STANFORD ÜNİVERSİTESİ'NDEN DR. GÖZDE DURMUŞ'LA

TIPTA ÇIĞIR AÇAN BULUŞUNU KONUŞTUK:

 

KAN TESTİYLE KANSER

TEŞHİSİNİ BULAN KADIN

 

Gözde Durmuş, ABD'nin önde gelen üniversitelerinden Stanford Üniversitesi Tıp Fakültesi'nde bilimde çığır açan çalışmalara imza atmış bir bilim kadını. Küçükken geçirdiği bir hastalığın etkisi ve annesinin desteğiyle yöneldiği bu alanda, yoğun çalışmalarının sonunda kanserin kan testiyle teşhisini sağlayan bir yöntem buldu. Yoğun işleri arasında bize zaman ayırarak Petrol-İş Kadın Dergisi'nin sorularını cevapladı. Kendisine teşekkür ediyor, çalışmalarında başarılarının devamını diliyoruz.

Söyleşi: Selgin Zırhlı Kaplan

Kendinizi tanıtır mısınız? Nasıl bir eğitim hayatınız oldu?

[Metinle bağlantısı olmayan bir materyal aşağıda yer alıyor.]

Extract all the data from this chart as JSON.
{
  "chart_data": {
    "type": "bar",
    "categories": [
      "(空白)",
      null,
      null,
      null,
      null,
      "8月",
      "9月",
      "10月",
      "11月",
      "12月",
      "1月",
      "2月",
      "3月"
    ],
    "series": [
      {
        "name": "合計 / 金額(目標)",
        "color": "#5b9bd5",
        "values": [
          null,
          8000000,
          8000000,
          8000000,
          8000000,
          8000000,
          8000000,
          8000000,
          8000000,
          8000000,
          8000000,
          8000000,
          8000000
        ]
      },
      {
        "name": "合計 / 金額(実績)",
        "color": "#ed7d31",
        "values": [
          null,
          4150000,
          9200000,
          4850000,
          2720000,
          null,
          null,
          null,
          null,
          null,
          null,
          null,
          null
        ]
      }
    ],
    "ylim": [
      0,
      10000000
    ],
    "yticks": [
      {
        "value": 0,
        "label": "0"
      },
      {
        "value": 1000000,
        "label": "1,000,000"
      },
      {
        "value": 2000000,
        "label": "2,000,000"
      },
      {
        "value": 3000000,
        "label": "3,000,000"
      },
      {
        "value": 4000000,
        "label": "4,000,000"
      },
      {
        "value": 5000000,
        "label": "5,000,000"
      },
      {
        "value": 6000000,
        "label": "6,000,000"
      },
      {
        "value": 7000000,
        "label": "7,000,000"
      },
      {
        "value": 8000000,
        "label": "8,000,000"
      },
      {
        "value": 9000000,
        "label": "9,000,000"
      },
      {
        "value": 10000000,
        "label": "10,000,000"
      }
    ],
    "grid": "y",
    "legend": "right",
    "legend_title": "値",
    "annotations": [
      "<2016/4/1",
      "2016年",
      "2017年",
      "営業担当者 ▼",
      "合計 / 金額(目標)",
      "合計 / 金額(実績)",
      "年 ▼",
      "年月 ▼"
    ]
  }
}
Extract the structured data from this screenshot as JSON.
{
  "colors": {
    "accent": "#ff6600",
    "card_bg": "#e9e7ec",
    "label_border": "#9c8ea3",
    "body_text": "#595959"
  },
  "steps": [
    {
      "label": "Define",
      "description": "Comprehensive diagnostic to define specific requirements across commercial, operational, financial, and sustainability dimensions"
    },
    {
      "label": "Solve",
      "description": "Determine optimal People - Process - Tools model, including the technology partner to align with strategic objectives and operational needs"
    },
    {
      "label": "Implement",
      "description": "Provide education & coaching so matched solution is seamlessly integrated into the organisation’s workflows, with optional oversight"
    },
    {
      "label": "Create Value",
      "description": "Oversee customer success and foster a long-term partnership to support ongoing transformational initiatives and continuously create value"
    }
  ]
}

1985 yılında İzmir’de doğdum, üniversiteye kadar da orada okudum. Annem fen bilgisi öğretmeni, babam makina mühendisi. Bir abim var, o da endüstri mühendisi. Annem çalıştığı için abimle bana babannem ve dedem baktı. Üzerimizde emekleri çok büyüktür. Dedem, teyzelerim ve halam da öğretmen, anlayacağınız, eğitimci ve eğitimin gücüne inanan bir aileden geliyorum.

Bilim insanı olma, bilimle uğraşma konusunda küçükken yavaş yavaş ailem, özellikle annem teşvik etti. Kendisi şu ana kadar hiç öğrenmedi sanırım, ama ilk deneylerimi kendi çapımda abimi iyileştirmek için yapmıştım. Grip olduğunda içtiği suya biraz limon kolonyası ekleyip mikropları öldürebileceğimi düşünmüştüm. Deneylerim çok başarılı sonuçlar vermemişti. Biraz meraklıyımdır, çalışmayı, okumayı ve yeni şeyler öğrenmeyi hep çok sevmişimdir. Öyle ki merakımdan seçtiğim dönem ödevi projesinde hücreleri incelemem için İzmir’deki tüm kırtasiyeleri gezip, evde kullanabileceğim mikroskop bulacak kadar emektar bir annem var.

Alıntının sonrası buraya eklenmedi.